Começando por explicar as várias áreas de ensino artístico da Escola Artística António Arroio, Inês Almeida apresentou, na sua intervenção intitulada “do Azulejo ao Metal”, o trabalho desenvolvido pelos alunos da disciplina de Projecto e Tecnologia de Ourivesaria daquela instituição, que construíram um anel a partir das figuras de convite da azulejaria portuguesa. Explorando a relação entre a história do azulejo e o processo criativo dos alunos, Inês Almeida mostrou as diversas fases deste trabalho, desde os contactos iniciais com diversas imagens de figuras de convite numa cronologia alargada (do século XVIII à contemporaneidade), passando pela investigação e concepção da peça, e terminando na execução do anel na área de oficina. Um dos slides com alguns dos anéis produzidos neste âmbito encontra-se reproduzido nas fotografias que documentam este AzLab.

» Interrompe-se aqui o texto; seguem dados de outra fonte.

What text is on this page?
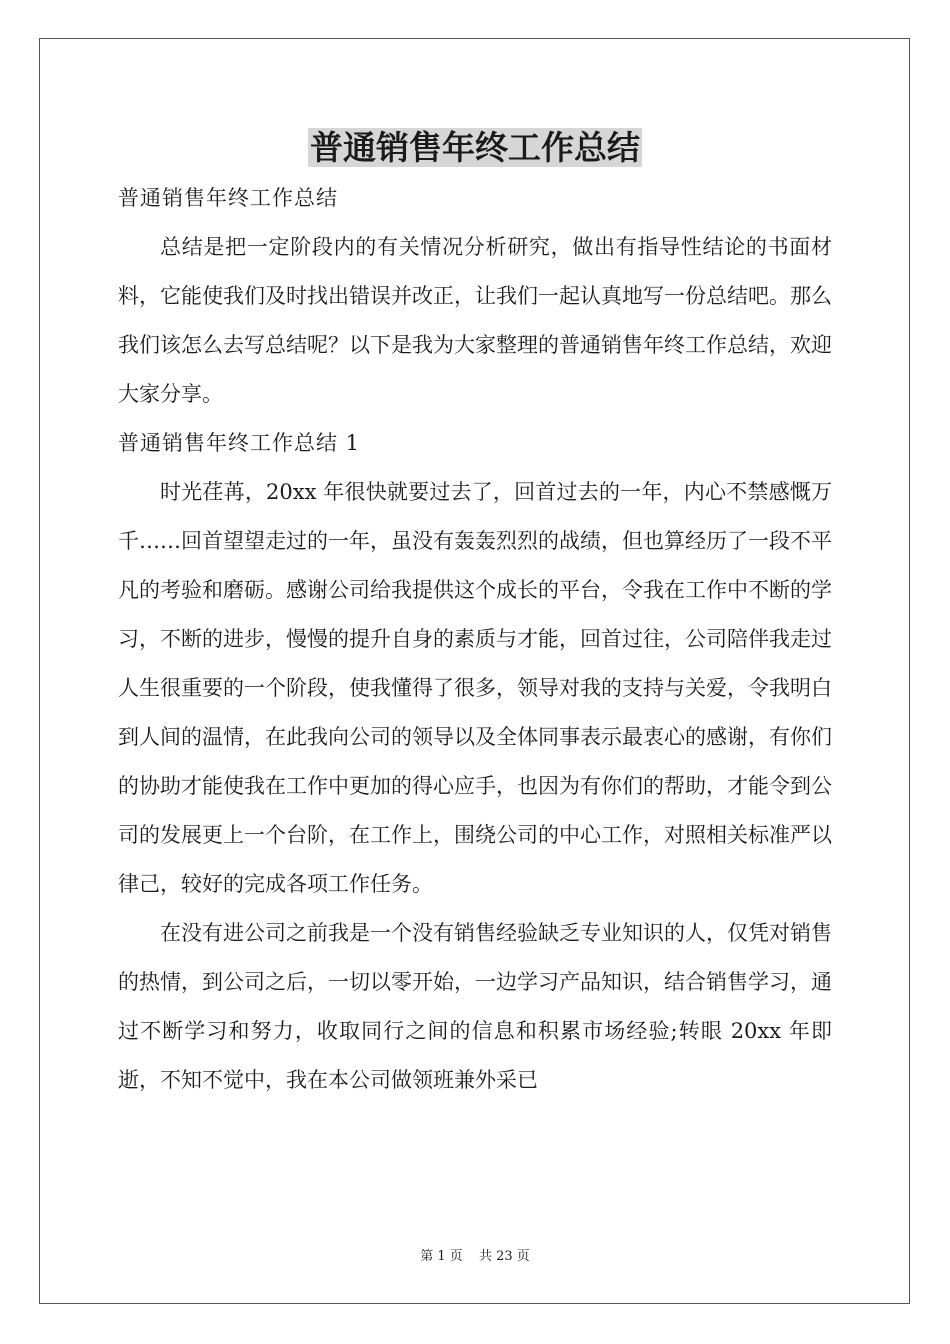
普通销售年终工作总结

普通销售年终工作总结

总结是把一定阶段内的有关情况分析研究，做出有指导性结论的书面材料，它能使我们及时找出错误并改正，让我们一起认真地写一份总结吧。那么我们该怎么去写总结呢？以下是我为大家整理的普通销售年终工作总结，欢迎大家分享。

普通销售年终工作总结 1

时光荏苒，20xx 年很快就要过去了，回首过去的一年，内心不禁感慨万千……回首望望走过的一年，虽没有轰轰烈烈的战绩，但也算经历了一段不平凡的考验和磨砺。感谢公司给我提供这个成长的平台，令我在工作中不断的学习，不断的进步，慢慢的提升自身的素质与才能，回首过往，公司陪伴我走过人生很重要的一个阶段，使我懂得了很多，领导对我的支持与关爱，令我明白到人间的温情，在此我向公司的领导以及全体同事表示最衷心的感谢，有你们的协助才能使我在工作中更加的得心应手，也因为有你们的帮助，才能令到公司的发展更上一个台阶，在工作上，围绕公司的中心工作，对照相关标准严以律己，较好的完成各项工作任务。

在没有进公司之前我是一个没有销售经验缺乏专业知识的人，仅凭对销售的热情，到公司之后，一切以零开始，一边学习产品知识，结合销售学习，通过不断学习和努力，收取同行之间的信息和积累市场经验;转眼 20xx 年即逝，不知不觉中，我在本公司做领班兼外采已

第 1 页 共 23 页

Por sua vez, Catarina Valença Gonçalves começou por contextualizar o seu trabalho na área da educação patrimonial, destacando a sua empresa – Spira – e os projectos que desenvolve neste contexto, quer em rotas patrimoniais centradas no Alentejo, como a Rota do Fresco, quer em actividades de cariz mais abrangente, como o Mundo Património Lab, em Lisboa. Destacou ainda a Feira do Património, que conta já com três edições, e o Festival Aproxima-te, a decorrer em Maio de 2016. As acções directamente relacionadas com o azulejo foram também mencionadas, merecendo especial destaque o projecto desenvolvido com as escolas de Coimbra, no âmbito da última edição da Feira do Património, que decorreu no Mosteiro de Santa Clara a Velha, em Coimbra, e no qual foram trabalhados, ao nível da expressão plástica, os azulejos hispano-mouriscos aplicados neste espaço conventual.

No período de debate as convidadas manifestaram-se sobre a importância da responsabilidade que as diversas instituições-públicas e privadas têm na criação de mecanismos de aproximação da população ao património cultural e da sua dimensão afectiva.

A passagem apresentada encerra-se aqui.